Oxidative stress contributes to cell injury in diabetic nephropathy (DN), a major complication of type 1 and type 2 diabetes. Diabetes is characterized by mitochondrial dysfunction which results in decreased activity of the respiratory chain complexes associated with enhanced generation of reactive oxygen species (ROS). Hyperglycemia contributes to mitochondrial dysfunction and oxidative stress. We have strong evidence that high glucose enhances cell hypertrophy and fibronectin expression in mesangial cells through the NAD(P)H- oxidase isoenzyme Nox4. In addition, Nox4-dependent ROS generation is increased within the renal cortex and isolated glomeruli of rats with streptozotocin-induced diabetes. We provide strong evidence that Nox4 is present not only in cell membranes but also in mitochondria. This suggests that in addition to the mitochondrial electron-transport chain (mtETC), Nox oxidases are a source of ROS in diabetes. The central hypothesis of this proposal is that Nox4 is activated by glucose in renal glomerular cells and that an interplay exists between Nox4 and the mtETC that results in hypertrophy and matrix accumulation.
Specific aim #1 : to investigate the mechanisms by which glucose activates Nox4 and mtETC and the role of these two sources of ROS in the activation of protein kinase C and NFKB resulting in hypertrophy and fibronectin expression in renal cells.

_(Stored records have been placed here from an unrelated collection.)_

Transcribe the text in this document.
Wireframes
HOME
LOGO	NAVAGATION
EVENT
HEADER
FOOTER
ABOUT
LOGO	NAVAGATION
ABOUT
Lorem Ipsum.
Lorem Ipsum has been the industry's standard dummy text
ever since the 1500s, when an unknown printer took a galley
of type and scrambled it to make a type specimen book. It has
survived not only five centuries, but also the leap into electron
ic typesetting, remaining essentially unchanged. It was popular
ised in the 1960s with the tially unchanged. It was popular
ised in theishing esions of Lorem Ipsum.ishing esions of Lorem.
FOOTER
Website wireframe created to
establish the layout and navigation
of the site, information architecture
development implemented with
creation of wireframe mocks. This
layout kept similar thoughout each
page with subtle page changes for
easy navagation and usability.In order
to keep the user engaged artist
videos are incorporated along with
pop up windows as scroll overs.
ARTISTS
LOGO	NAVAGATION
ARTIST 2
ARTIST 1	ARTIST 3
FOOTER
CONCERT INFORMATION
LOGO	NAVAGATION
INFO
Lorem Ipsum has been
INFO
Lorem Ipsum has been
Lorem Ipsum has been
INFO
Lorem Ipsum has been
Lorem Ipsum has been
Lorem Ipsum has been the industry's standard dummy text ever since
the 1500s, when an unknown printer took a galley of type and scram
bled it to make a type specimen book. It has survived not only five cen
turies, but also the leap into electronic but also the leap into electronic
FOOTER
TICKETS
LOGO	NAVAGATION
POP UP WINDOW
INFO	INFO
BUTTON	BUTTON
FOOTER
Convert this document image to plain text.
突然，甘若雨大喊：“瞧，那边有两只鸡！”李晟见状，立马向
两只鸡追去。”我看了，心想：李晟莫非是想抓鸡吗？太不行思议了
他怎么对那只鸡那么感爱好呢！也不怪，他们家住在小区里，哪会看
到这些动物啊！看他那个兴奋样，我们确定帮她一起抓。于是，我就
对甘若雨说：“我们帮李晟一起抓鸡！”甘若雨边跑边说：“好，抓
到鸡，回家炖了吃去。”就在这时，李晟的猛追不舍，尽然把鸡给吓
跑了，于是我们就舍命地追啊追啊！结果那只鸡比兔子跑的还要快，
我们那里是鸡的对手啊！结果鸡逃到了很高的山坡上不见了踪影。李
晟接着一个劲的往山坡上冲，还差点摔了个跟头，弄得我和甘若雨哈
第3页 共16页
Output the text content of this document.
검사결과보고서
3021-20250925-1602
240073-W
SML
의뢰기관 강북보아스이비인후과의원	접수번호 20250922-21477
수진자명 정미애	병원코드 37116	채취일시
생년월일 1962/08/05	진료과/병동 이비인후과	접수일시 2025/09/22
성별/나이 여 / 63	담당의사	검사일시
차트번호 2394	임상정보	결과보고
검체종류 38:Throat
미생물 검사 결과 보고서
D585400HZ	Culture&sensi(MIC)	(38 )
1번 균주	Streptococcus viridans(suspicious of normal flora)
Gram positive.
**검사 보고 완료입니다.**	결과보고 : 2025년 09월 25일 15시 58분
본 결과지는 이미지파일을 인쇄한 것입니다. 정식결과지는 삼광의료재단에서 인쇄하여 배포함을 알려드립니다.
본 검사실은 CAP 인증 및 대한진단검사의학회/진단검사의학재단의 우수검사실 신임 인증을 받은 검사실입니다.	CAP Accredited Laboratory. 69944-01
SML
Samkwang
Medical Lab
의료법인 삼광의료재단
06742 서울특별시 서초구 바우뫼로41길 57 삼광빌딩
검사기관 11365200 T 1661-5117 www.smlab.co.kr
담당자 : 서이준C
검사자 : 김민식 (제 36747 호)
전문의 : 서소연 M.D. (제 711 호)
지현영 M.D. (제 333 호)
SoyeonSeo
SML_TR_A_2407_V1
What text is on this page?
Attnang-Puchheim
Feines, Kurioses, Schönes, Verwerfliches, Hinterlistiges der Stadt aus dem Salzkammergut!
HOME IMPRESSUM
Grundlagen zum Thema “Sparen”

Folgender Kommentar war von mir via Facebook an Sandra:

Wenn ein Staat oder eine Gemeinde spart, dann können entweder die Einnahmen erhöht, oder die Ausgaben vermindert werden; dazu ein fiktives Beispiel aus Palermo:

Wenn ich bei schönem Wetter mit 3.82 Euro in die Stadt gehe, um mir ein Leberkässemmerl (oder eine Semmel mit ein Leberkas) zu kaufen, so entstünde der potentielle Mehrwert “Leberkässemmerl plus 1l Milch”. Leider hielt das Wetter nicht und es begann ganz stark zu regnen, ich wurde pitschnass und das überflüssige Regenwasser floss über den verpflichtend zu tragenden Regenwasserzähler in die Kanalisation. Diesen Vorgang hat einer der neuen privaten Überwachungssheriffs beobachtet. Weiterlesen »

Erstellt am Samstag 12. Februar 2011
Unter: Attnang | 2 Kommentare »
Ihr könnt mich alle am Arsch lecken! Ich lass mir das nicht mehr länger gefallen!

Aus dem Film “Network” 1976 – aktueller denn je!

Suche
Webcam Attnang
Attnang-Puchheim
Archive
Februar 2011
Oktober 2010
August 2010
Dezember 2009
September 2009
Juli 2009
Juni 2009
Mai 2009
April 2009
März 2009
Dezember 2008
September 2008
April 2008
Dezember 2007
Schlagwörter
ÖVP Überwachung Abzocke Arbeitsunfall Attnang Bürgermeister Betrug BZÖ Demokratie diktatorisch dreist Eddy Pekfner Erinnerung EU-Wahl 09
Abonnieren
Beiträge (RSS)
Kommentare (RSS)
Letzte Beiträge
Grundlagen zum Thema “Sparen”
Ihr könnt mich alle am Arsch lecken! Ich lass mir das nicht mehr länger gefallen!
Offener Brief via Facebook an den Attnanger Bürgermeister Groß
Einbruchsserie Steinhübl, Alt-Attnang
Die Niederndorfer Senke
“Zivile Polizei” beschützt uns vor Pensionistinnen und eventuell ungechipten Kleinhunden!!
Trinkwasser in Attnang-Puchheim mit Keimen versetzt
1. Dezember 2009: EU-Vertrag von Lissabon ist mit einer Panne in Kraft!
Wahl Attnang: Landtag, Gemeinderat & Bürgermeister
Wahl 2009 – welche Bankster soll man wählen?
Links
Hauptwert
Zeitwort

Specific aim #2 : to explore the role of Nox4- and mtETC-derived ROS and the activation of PKC and NFKB in the structural and functional changes of diabetic nephropathy in two rat models of type 1 and type II diabetes. This project seeks to identify the cellular and subcellular source(s) of ROS and explore mechanisms by which hyperglycemia and oxidants result in kidney injury. This should help identify specific antioxidants to treat progressive diabetic nephropathy. Diabetes and diabetic nephropathy are major causes of morbidity and mortality in the general population. Euglycemia is a difficult goal to achieve. Oxidative stress contributes to diabetic complications;however, the precise sources of oxygen radicals are not completely defined. It is our hope that identifying specific sources of oxygen radicals will allow targeted therapy to prevent diabetic nephropathy.